Moments before Biden spoke, Pelosi addressed the caucus and touted the party’s wins on both the pandemic aid package and the infrastructure bill. But she noted that Biden has said he wants Democrats to do more for their "vision to America."
“We have other initiatives being set forward,” Pelosi said.
Biden received perhaps the most applause on Ukraine. He pledged to make sure Ukraine had the weapons necessary to defend itself and to welcome Ukrainian refugees “with open arms,” to praise from lawmakers, many of whom had called on him to lift an annual cap on refugees to accommodate the Ukrainians.
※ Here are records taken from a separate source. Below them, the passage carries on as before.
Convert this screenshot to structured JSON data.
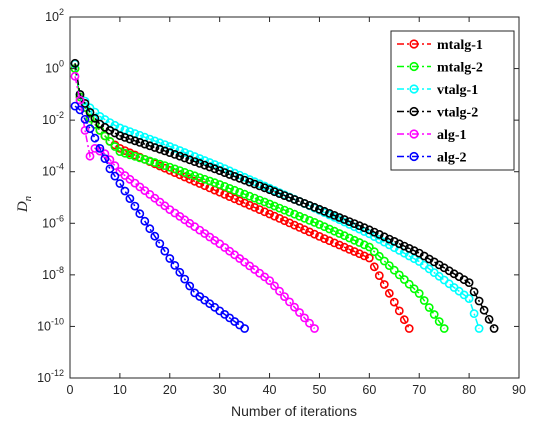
{
  "chart_data": {
    "type": "line",
    "title": "",
    "xlabel": "Number of iterations",
    "ylabel": "D",
    "ylabel_subscript": "n",
    "xlim": [
      0,
      90
    ],
    "ylim_exponents": [
      -12,
      2
    ],
    "yscale": "log",
    "x_ticks": [
      "0",
      "10",
      "20",
      "30",
      "40",
      "50",
      "60",
      "70",
      "80",
      "90"
    ],
    "y_tick_base": "10",
    "y_tick_exponents": [
      "2",
      "0",
      "-2",
      "-4",
      "-6",
      "-8",
      "-10",
      "-12"
    ],
    "legend_position": "top-right",
    "grid": false,
    "series": [
      {
        "name": "mtalg-1",
        "color": "#ff0000",
        "x_max": 68,
        "marker": "circle",
        "line": "dash-dot",
        "points": [
          [
            1,
            1.0
          ],
          [
            2,
            0.08
          ],
          [
            4,
            0.012
          ],
          [
            6,
            0.004
          ],
          [
            8,
            0.0015
          ],
          [
            10,
            0.0008
          ],
          [
            20,
            0.000112
          ],
          [
            30,
            1.6e-05
          ],
          [
            40,
            2.3e-06
          ],
          [
            50,
            3.1e-07
          ],
          [
            60,
            4.5e-08
          ],
          [
            68,
            8.3e-11
          ]
        ]
      },
      {
        "name": "mtalg-2",
        "color": "#00ff00",
        "x_max": 75,
        "marker": "circle",
        "line": "dash-dot",
        "points": [
          [
            1,
            1.0
          ],
          [
            2,
            0.08
          ],
          [
            4,
            0.012
          ],
          [
            6,
            0.004
          ],
          [
            8,
            0.0015
          ],
          [
            10,
            0.0006
          ],
          [
            20,
            0.00015
          ],
          [
            30,
            3.2e-05
          ],
          [
            40,
            5.6e-06
          ],
          [
            50,
            9e-07
          ],
          [
            60,
            1.2e-07
          ],
          [
            70,
            1.9e-09
          ],
          [
            75,
            8.3e-11
          ]
        ]
      },
      {
        "name": "vtalg-1",
        "color": "#00ffff",
        "x_max": 82,
        "marker": "circle",
        "line": "dash-dot",
        "points": [
          [
            1,
            1.5
          ],
          [
            2,
            0.1
          ],
          [
            4,
            0.03
          ],
          [
            6,
            0.014
          ],
          [
            8,
            0.008
          ],
          [
            10,
            0.005
          ],
          [
            20,
            0.00095
          ],
          [
            30,
            0.00016
          ],
          [
            40,
            2.3e-05
          ],
          [
            50,
            3.2e-06
          ],
          [
            60,
            3.9e-07
          ],
          [
            70,
            3.3e-08
          ],
          [
            80,
            1.2e-09
          ],
          [
            82,
            8.3e-11
          ]
        ]
      },
      {
        "name": "vtalg-2",
        "color": "#000000",
        "x_max": 85,
        "marker": "circle",
        "line": "dash-dot",
        "points": [
          [
            1,
            1.6
          ],
          [
            2,
            0.1
          ],
          [
            4,
            0.02
          ],
          [
            6,
            0.007
          ],
          [
            8,
            0.004
          ],
          [
            10,
            0.0025
          ],
          [
            20,
            0.00055
          ],
          [
            30,
            0.00011
          ],
          [
            40,
            2e-05
          ],
          [
            50,
            3.5e-06
          ],
          [
            60,
            5.6e-07
          ],
          [
            70,
            7e-08
          ],
          [
            80,
            5e-09
          ],
          [
            85,
            8.3e-11
          ]
        ]
      },
      {
        "name": "alg-1",
        "color": "#ff00ff",
        "x_max": 49,
        "marker": "circle",
        "line": "dash-dot",
        "points": [
          [
            1,
            0.5
          ],
          [
            2,
            0.06
          ],
          [
            3,
            0.004
          ],
          [
            4,
            0.0004
          ],
          [
            5,
            0.0008
          ],
          [
            7,
            0.0005
          ],
          [
            10,
            0.0001
          ],
          [
            20,
            3.4e-06
          ],
          [
            30,
            1.6e-07
          ],
          [
            40,
            6e-09
          ],
          [
            49,
            8.3e-11
          ]
        ]
      },
      {
        "name": "alg-2",
        "color": "#0000ff",
        "x_max": 35,
        "marker": "circle",
        "line": "dash-dot",
        "points": [
          [
            1,
            0.035
          ],
          [
            2,
            0.025
          ],
          [
            5,
            0.002
          ],
          [
            8,
            0.00013
          ],
          [
            10,
            3.5e-05
          ],
          [
            15,
            1.2e-06
          ],
          [
            20,
            4.3e-08
          ],
          [
            25,
            2e-09
          ],
          [
            30,
            4e-10
          ],
          [
            35,
            8.3e-11
          ]
        ]
      }
    ]
  }
}
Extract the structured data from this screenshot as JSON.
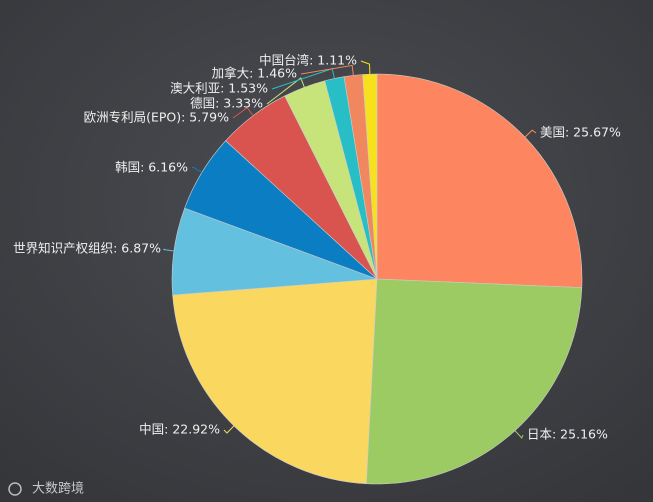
{
  "chart_data": {
    "type": "pie",
    "values": [
      25.67,
      25.16,
      22.92,
      6.87,
      6.16,
      5.79,
      3.33,
      1.53,
      1.46,
      1.11
    ],
    "value_labels": [
      "美国: 25.67%",
      "日本: 25.16%",
      "中国: 22.92%",
      "世界知识产权组织: 6.87%",
      "韩国: 6.16%",
      "欧洲专利局(EPO): 5.79%",
      "德国: 3.33%",
      "澳大利亚: 1.53%",
      "加拿大: 1.46%",
      "中国台湾: 1.11%"
    ],
    "colors": [
      "#fd8660",
      "#9ccb63",
      "#fad860",
      "#63c0df",
      "#0b7dc2",
      "#d9534f",
      "#c6e479",
      "#27bec6",
      "#f1875f",
      "#f6e11c"
    ],
    "watermark": "大数跨境"
  }
}
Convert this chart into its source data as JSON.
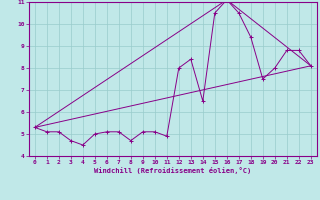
{
  "xlabel": "Windchill (Refroidissement éolien,°C)",
  "bg_color": "#c0e8e8",
  "line_color": "#880088",
  "grid_color": "#99cccc",
  "xlim": [
    -0.5,
    23.5
  ],
  "ylim": [
    4,
    11
  ],
  "yticks": [
    4,
    5,
    6,
    7,
    8,
    9,
    10,
    11
  ],
  "xticks": [
    0,
    1,
    2,
    3,
    4,
    5,
    6,
    7,
    8,
    9,
    10,
    11,
    12,
    13,
    14,
    15,
    16,
    17,
    18,
    19,
    20,
    21,
    22,
    23
  ],
  "line1_x": [
    0,
    1,
    2,
    3,
    4,
    5,
    6,
    7,
    8,
    9,
    10,
    11,
    12,
    13,
    14,
    15,
    16,
    17,
    18,
    19,
    20,
    21,
    22,
    23
  ],
  "line1_y": [
    5.3,
    5.1,
    5.1,
    4.7,
    4.5,
    5.0,
    5.1,
    5.1,
    4.7,
    5.1,
    5.1,
    4.9,
    8.0,
    8.4,
    6.5,
    10.5,
    11.1,
    10.5,
    9.4,
    7.5,
    8.0,
    8.8,
    8.8,
    8.1
  ],
  "line2_x": [
    0,
    23
  ],
  "line2_y": [
    5.3,
    8.1
  ],
  "line3_x": [
    0,
    16,
    23
  ],
  "line3_y": [
    5.3,
    11.1,
    8.1
  ]
}
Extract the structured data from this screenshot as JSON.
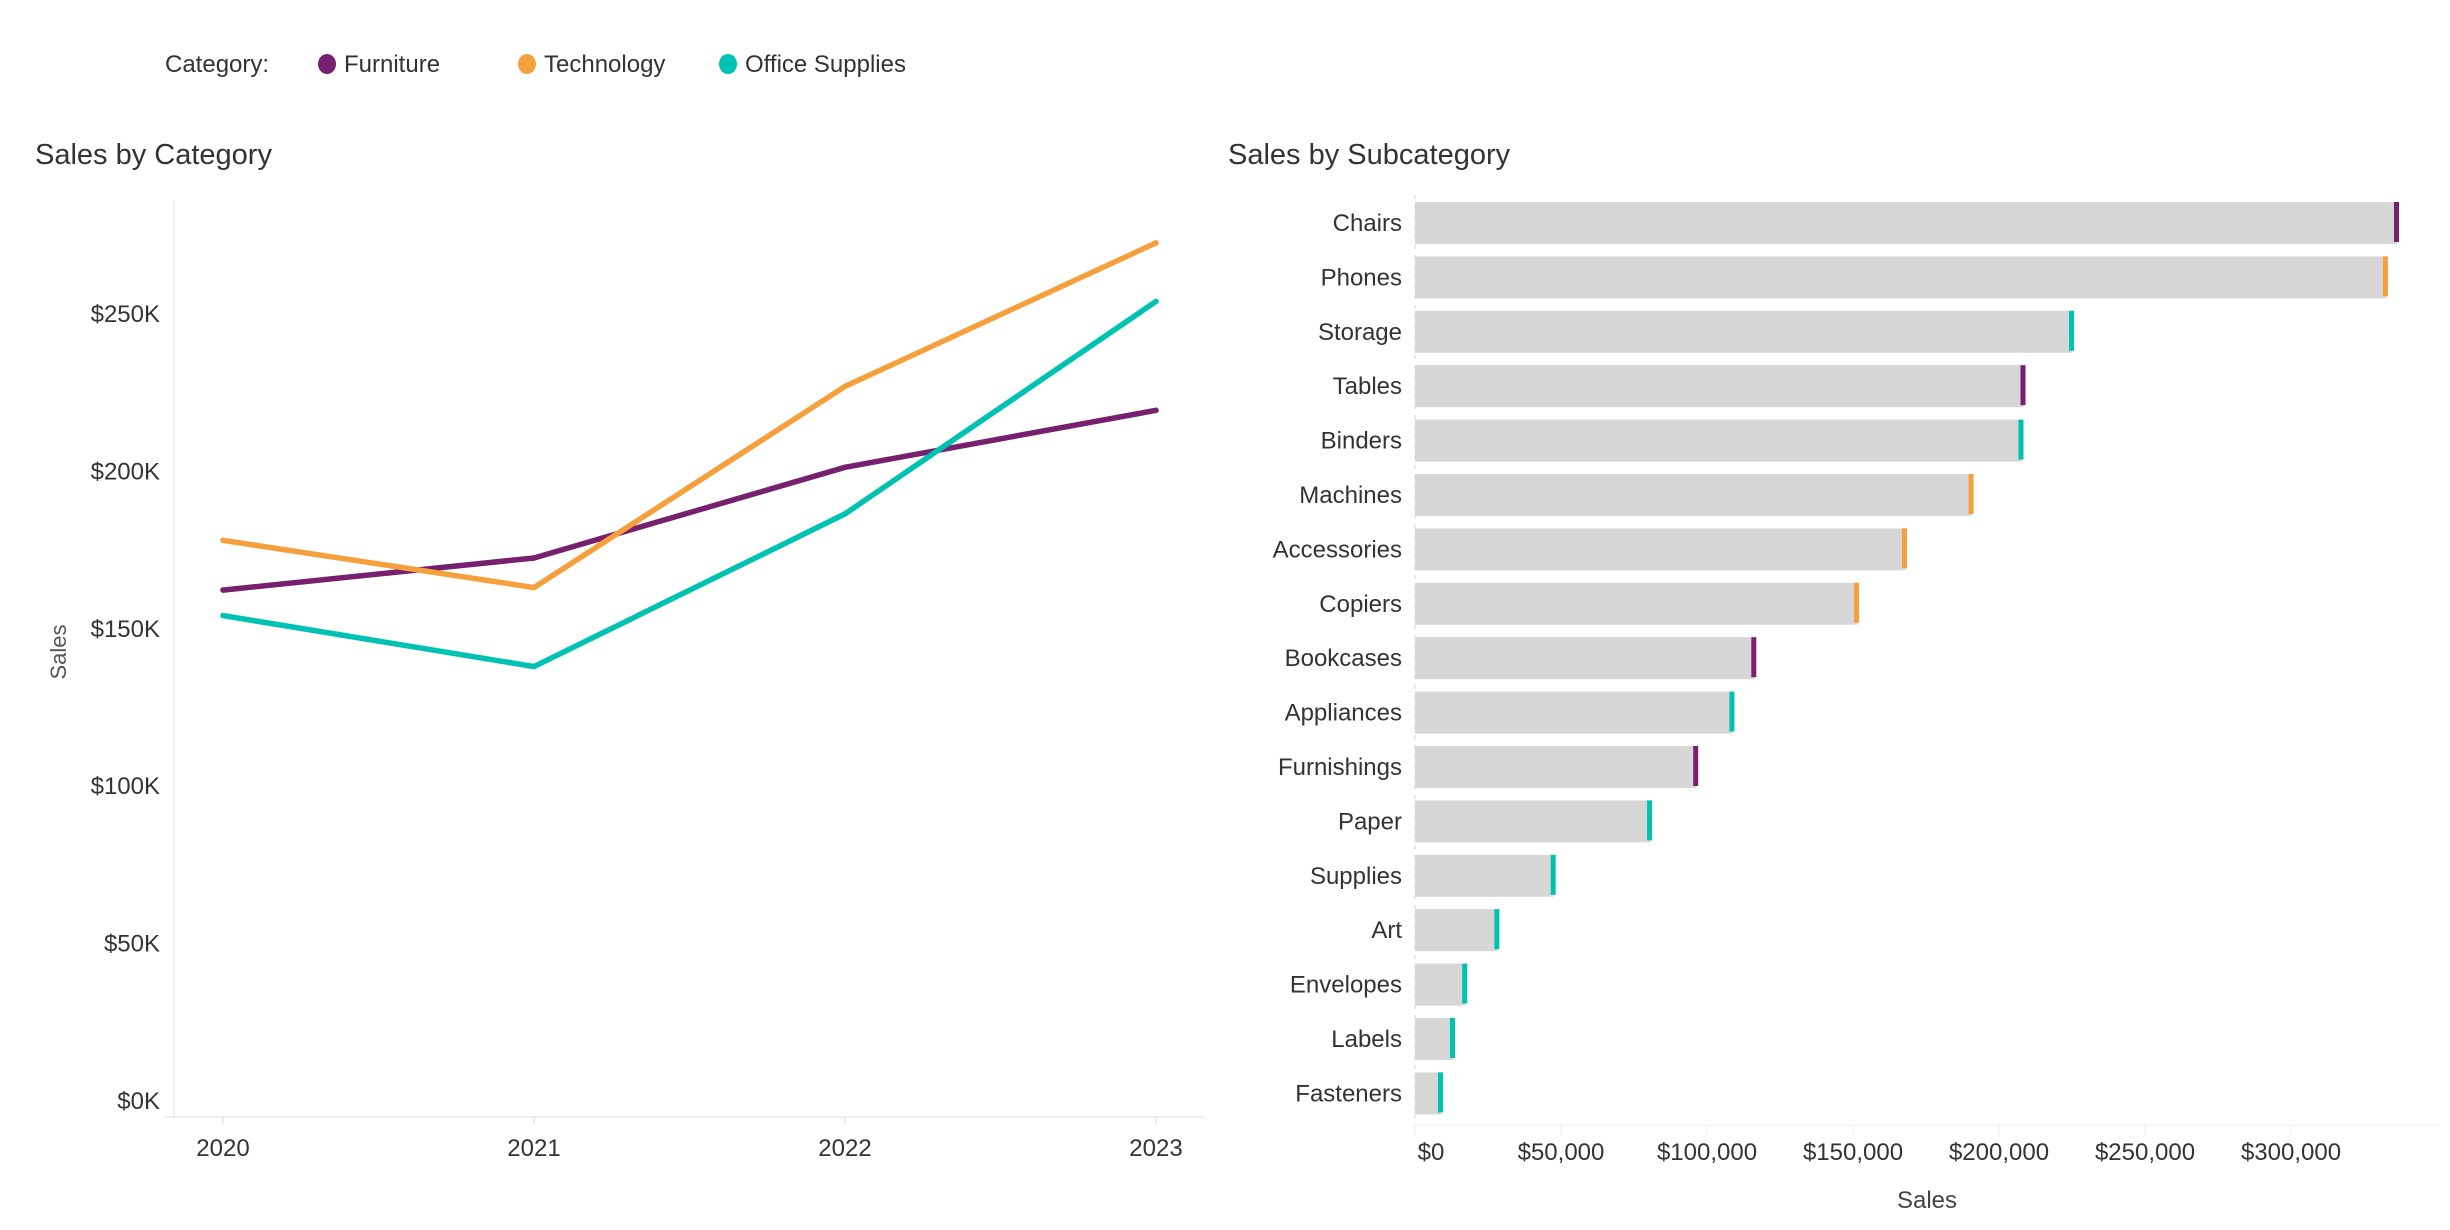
{
  "legend": {
    "title": "Category:",
    "items": [
      {
        "label": "Furniture",
        "color": "#76206f"
      },
      {
        "label": "Technology",
        "color": "#f5a03d"
      },
      {
        "label": "Office Supplies",
        "color": "#00c2b2"
      }
    ]
  },
  "chart_data": [
    {
      "type": "line",
      "title": "Sales by Category",
      "xlabel": "",
      "ylabel": "Sales",
      "x": [
        "2020",
        "2021",
        "2022",
        "2023"
      ],
      "ylim": [
        0,
        285000
      ],
      "yticks": [
        0,
        50000,
        100000,
        150000,
        200000,
        250000
      ],
      "ytick_labels": [
        "$0K",
        "$50K",
        "$100K",
        "$150K",
        "$200K",
        "$250K"
      ],
      "grid": false,
      "legend": "top",
      "series": [
        {
          "name": "Furniture",
          "color": "#76206f",
          "values": [
            162300,
            172500,
            201300,
            219400
          ]
        },
        {
          "name": "Technology",
          "color": "#f5a03d",
          "values": [
            178100,
            163100,
            227000,
            272600
          ]
        },
        {
          "name": "Office Supplies",
          "color": "#00c2b2",
          "values": [
            154200,
            138000,
            186500,
            254000
          ]
        }
      ]
    },
    {
      "type": "bar",
      "orientation": "horizontal",
      "title": "Sales by Subcategory",
      "xlabel": "Sales",
      "ylabel": "",
      "xlim": [
        0,
        345000
      ],
      "xticks": [
        0,
        50000,
        100000,
        150000,
        200000,
        250000,
        300000
      ],
      "xtick_labels": [
        "$0",
        "$50,000",
        "$100,000",
        "$150,000",
        "$200,000",
        "$250,000",
        "$300,000"
      ],
      "bar_color": "#d6d6d6",
      "categories": [
        "Chairs",
        "Phones",
        "Storage",
        "Tables",
        "Binders",
        "Machines",
        "Accessories",
        "Copiers",
        "Bookcases",
        "Appliances",
        "Furnishings",
        "Paper",
        "Supplies",
        "Art",
        "Envelopes",
        "Labels",
        "Fasteners"
      ],
      "values": [
        336300,
        332500,
        225000,
        208400,
        207700,
        190600,
        167800,
        151400,
        116200,
        108700,
        96300,
        80500,
        47500,
        28200,
        17200,
        13000,
        8900
      ],
      "marker_category": [
        "Furniture",
        "Technology",
        "Office Supplies",
        "Furniture",
        "Office Supplies",
        "Technology",
        "Technology",
        "Technology",
        "Furniture",
        "Office Supplies",
        "Furniture",
        "Office Supplies",
        "Office Supplies",
        "Office Supplies",
        "Office Supplies",
        "Office Supplies",
        "Office Supplies"
      ]
    }
  ]
}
The escalating conflict in Ukraine has been a rare point of unity not just among Democrats, but between both parties in Congress. Days earlier, the House passed a roughly $14 billion emergency package that included humanitarian and military aid, which the Senate sent to Biden's desk Thursday night. The House also cleared a bill to ban imports of Russian oil, with nearly every member of both parties voting in favor.
The Russian invasion was a major point of discussion at the retreat, including a Thursday night event with Homeland Security Secretary Alejandro Mayorkas, which one lawmaker described as “intense.”
One of the most pressing problems at home, though, will be the war’s effect on gas prices here — already a huge political problem for Democrats. And Biden offered some advice to Democrats on how to explain increased gas costs on the stump going into the midterms.
"Democrats didn't cause this problem,” Biden said. “Vladimir Putin did."
Catherine Morehouse contributed to this report.